Après la pandémie du coronavirus nous attend une lutte de la redistribution. L’Allemagne doit passer de champion du monde de l’armement à champion du monde du désarmement pour déclencher une nouvelle distribution et un nouvel équipement au niveau mondial. Amelia Skiljan voit également la situation de cette manière et souligne que les dépenses militaires doivent être redistribuées sur les infrastructures, la formation, la santé, le social et le développement.
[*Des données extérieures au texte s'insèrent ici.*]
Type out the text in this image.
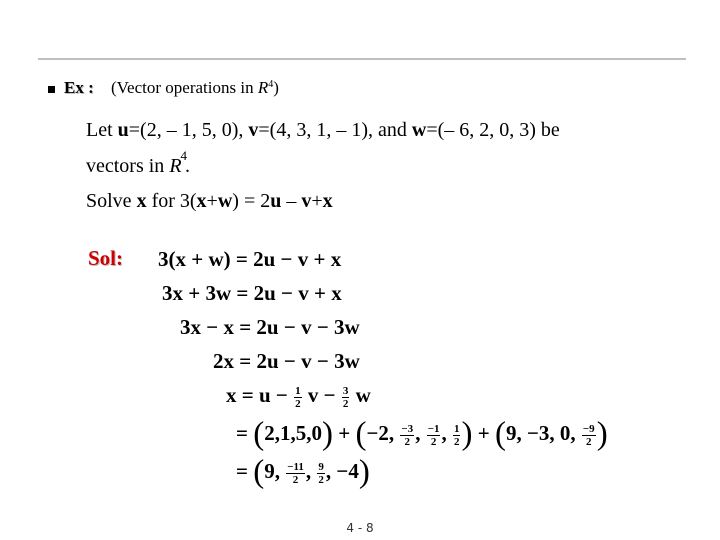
Ex : (Vector operations in $R^4$)
Let u=(2, – 1, 5, 0), v=(4, 3, 1, – 1), and w=(– 6, 2, 0, 3) be
vectors in $R^4$.
Solve x for 3(x+w) = 2u – v+x
Sol: 3(x + w) = 2u − v + x
3x + 3w = 2u − v + x
3x − x = 2u − v − 3w
2x = 2u − v − 3w
$x = u - \frac{1}{2}$ $v - \frac{3}{2}$ w
= (2,1,5,0) + (−2, $\frac{-3}{2}$ , $\frac{-1}{2}$ , $\frac{1}{2}$ ) + (9, −3, 0, $\frac{-9}{2}$ )
= (9, $\frac{-11}{2}$ , $\frac{9}{2}$ , −4)
4 - 8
En tant que représentant de la société civile et Secrétaire d’Etat parlementaire à l’environnement et à la nature, Michael Müller exige un mouvement de paix largement établi, et souligne que cela doit se faire en lien avec des mouvements sociaux et environnementaux. Cela doit être couplé à l’idée de coopération, de compréhension et d’une politique de détente. Müller cite la bénédiction du Pape lors des fêtes de Pâques « L’humanité a besoin de pain, pas de bombe ».
Philip Jennings, co-président du Bureau International de la Paix s’exprime également : « C’est le temps pour une solidarité mondiale […] le temps pour un mouvement de paix ». Alors que les chiffres de SIPRI sont sombres et effrayants, une réponse vivante, optimiste et ambitieuse doit suivre. La société civile doit mettre la pression et introduire la dimension de paix dans les discours partout dans le monde.